上総ん、今、大阪だから、松尾先生、観劇したんだ。

「あーえーと、そうですね、その話も相談したかったんですけど、それより、先生、ご結婚されるって聞いて。おめでとうございます。」
これ以上怒られないうちに、と、慌ててそう言った。

『あら。聞いたの。野田くん、おしゃべりね、相変わらず。』
さすがに松尾先生の口調が柔らかくなった……でも一瞬だった。
『ま、いいわ。夏休み、帰省するんでしょ。訪ねてらっしゃい。吉田山の別荘。意外と涼しいわよ。』

……中野大先生と一緒に住んでる、ということだろうか。

「わかりました。お伺いいたします。」
『早く来てね。来週から軽井沢だから。』
「……はい。」
相変わらず元気だわ……。
まあ、元気じゃなきゃ還暦過ぎて結婚しないか。

その夜、荷づくりをしながら峠くんを待ち、帰省を伝えた。
「2,3日で帰ってくるから、心配しないで。」

私がそう言うと、峠くんはちょっと考えた。
「じゃあ、まなさんの留守中、俺も実家に帰省しようかな。」

……え?
もしかして、峠くん、本当は帰省したいのに、私の世話のために残ってくれてるの?
何も言えなくなってしまった。
ただ、峠くんの両腕をぎゅっと掴んだ。
こんなんじゃ伝わらない。
せめて、お礼の言葉を伝えたいのに。
ホロッと涙がこぼれた。
……ダメだ。

「まなさん?」
案の定、峠くんには涙の意味は伝わっていないようだ。

私はグシッと涙を拭いた。
「峠くん。ほんっとにありがとう。でも、私を最優先にしないで。もう充分だから。」

峠くんの瞳が揺れた。
「俺、迷惑ですか?」

慌てて否定する。
「まさか!すっごく助かってる。回復できたの、峠くんのおかげだし。でも甘え過ぎて迷惑かけてるような気がしてる。」

すると峠くんはせつなげな表情になった。
「好きな女に甘えられて迷惑な男なんていませんよ。」

……好きな女……。
あれ?
「……峠くん、私のこと、好きなの?今も?」
驚いてそう聞くと、峠くんは肩を落とした。
「……マジで伝わってなかったんですか。俺、言いませんでしたっけ?」

「いや、初対面の時のことは聞いたけど……」

「……しつこいって思われるかもしれませんけど、俺、まなさんのことずっと好きでした。いや、2年前より今のほうがもっと好きです。」
峠くんは、私の目を見てキッパリハッキリそう言ってくれた。

……本気なんだ。
いつの間にか、心臓がドキドキと早いリズムを刻んでいた。
上総(かずさ)んを拒絶して以来、胸にぽっかりと空いていた大きな穴はいつの間にかふさがっている気がする。
私、ちゃんと、峠くんの告白にときめいている。
自分の変化にやっと気づいて、私はますますうれしく感じた。
それもこれも、全部、峠くんのおかげ。

どう伝えようか考えてると、峠くんが言った。
「俺はもうまな板の上の鯉ですから。

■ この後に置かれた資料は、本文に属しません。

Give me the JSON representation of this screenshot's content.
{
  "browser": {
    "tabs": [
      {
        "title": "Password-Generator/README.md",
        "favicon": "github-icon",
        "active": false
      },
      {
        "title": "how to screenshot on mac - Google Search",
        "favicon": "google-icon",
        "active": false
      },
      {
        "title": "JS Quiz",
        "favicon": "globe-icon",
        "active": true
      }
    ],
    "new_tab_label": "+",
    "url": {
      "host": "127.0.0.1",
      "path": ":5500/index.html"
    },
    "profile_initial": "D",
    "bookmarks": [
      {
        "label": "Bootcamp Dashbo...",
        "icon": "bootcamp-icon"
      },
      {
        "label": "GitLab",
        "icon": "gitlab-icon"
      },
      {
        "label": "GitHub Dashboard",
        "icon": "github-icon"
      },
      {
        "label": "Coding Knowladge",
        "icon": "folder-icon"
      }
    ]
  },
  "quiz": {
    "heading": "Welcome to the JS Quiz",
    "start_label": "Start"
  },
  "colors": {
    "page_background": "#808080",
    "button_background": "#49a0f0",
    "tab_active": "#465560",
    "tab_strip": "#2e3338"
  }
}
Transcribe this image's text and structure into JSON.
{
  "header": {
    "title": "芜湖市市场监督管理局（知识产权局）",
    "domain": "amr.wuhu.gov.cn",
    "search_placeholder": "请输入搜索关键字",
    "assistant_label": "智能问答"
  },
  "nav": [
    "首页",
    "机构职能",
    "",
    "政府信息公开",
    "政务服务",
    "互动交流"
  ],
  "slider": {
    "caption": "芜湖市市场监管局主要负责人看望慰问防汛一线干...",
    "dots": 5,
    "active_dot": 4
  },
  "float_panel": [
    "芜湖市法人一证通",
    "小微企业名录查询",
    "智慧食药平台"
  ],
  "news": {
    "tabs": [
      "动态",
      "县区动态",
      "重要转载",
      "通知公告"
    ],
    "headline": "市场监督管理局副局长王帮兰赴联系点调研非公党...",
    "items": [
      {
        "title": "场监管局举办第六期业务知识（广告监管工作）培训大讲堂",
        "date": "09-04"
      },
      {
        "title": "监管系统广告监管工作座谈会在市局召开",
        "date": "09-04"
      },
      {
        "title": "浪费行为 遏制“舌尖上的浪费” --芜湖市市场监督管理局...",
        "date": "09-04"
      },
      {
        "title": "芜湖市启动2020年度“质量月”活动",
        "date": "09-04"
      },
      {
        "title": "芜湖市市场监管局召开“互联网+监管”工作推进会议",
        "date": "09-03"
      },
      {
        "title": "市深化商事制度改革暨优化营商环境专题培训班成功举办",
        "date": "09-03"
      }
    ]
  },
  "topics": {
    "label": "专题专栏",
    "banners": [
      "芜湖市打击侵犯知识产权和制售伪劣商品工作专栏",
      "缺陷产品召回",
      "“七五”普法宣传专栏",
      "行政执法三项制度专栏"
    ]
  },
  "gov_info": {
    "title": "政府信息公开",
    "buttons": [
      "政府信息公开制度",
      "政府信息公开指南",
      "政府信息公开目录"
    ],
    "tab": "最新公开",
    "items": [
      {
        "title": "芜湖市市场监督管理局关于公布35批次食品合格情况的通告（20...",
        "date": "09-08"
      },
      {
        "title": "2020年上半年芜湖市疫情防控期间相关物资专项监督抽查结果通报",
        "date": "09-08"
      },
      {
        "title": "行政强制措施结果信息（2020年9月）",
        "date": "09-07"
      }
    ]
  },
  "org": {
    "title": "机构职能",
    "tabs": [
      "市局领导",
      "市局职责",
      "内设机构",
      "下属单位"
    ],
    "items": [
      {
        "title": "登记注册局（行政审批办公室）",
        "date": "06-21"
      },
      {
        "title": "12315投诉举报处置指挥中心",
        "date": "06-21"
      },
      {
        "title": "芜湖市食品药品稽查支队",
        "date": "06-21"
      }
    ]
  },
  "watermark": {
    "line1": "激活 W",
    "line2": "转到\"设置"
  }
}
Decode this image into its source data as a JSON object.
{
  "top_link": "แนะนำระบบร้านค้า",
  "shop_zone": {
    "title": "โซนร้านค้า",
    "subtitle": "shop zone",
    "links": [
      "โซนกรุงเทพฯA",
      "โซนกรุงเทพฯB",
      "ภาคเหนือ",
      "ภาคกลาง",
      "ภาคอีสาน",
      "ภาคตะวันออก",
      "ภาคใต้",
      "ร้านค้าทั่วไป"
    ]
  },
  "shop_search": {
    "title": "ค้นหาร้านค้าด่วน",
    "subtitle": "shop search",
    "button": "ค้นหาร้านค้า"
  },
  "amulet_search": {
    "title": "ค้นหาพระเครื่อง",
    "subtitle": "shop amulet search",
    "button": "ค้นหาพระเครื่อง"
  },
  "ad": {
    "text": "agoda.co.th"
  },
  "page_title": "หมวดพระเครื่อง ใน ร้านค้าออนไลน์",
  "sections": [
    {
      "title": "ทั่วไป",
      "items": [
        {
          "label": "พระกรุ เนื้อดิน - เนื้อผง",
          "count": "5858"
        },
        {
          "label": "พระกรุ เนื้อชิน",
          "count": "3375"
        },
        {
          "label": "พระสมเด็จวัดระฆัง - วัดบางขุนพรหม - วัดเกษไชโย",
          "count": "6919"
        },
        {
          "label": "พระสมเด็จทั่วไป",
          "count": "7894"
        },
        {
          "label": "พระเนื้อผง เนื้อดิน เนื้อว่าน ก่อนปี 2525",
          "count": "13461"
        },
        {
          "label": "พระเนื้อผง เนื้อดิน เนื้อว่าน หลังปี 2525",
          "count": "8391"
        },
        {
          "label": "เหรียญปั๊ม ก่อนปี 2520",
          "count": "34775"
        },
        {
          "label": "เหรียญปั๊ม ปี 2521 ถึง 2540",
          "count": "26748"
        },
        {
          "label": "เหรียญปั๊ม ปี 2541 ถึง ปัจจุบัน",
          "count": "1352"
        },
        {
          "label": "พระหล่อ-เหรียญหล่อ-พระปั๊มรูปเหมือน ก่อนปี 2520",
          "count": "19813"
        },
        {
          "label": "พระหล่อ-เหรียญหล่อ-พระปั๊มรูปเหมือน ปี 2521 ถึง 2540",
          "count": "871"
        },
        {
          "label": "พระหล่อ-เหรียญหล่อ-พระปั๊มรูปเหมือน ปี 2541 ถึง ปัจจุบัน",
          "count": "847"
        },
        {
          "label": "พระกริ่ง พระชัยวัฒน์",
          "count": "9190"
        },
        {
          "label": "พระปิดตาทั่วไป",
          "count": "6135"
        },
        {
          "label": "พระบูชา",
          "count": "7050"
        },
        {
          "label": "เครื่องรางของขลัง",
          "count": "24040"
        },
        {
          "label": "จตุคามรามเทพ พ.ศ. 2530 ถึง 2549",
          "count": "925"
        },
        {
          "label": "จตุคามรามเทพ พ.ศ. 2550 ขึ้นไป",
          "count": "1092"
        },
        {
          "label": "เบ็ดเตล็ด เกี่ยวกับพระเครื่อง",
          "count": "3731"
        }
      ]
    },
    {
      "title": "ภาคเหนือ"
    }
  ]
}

煮るなり焼くなり、まなさんの好きなようにしてください。」

言い方がおかしくて、ちょっと笑ってしまった。
「私が?調理するの?峠くんを?」
ふふっと笑いがこぼれた。

峠くんもまた、つられたらしく、笑顔になった。  

普段無愛想な峠くんの笑顔は、やっぱり素敵で……食らいつきたくなった。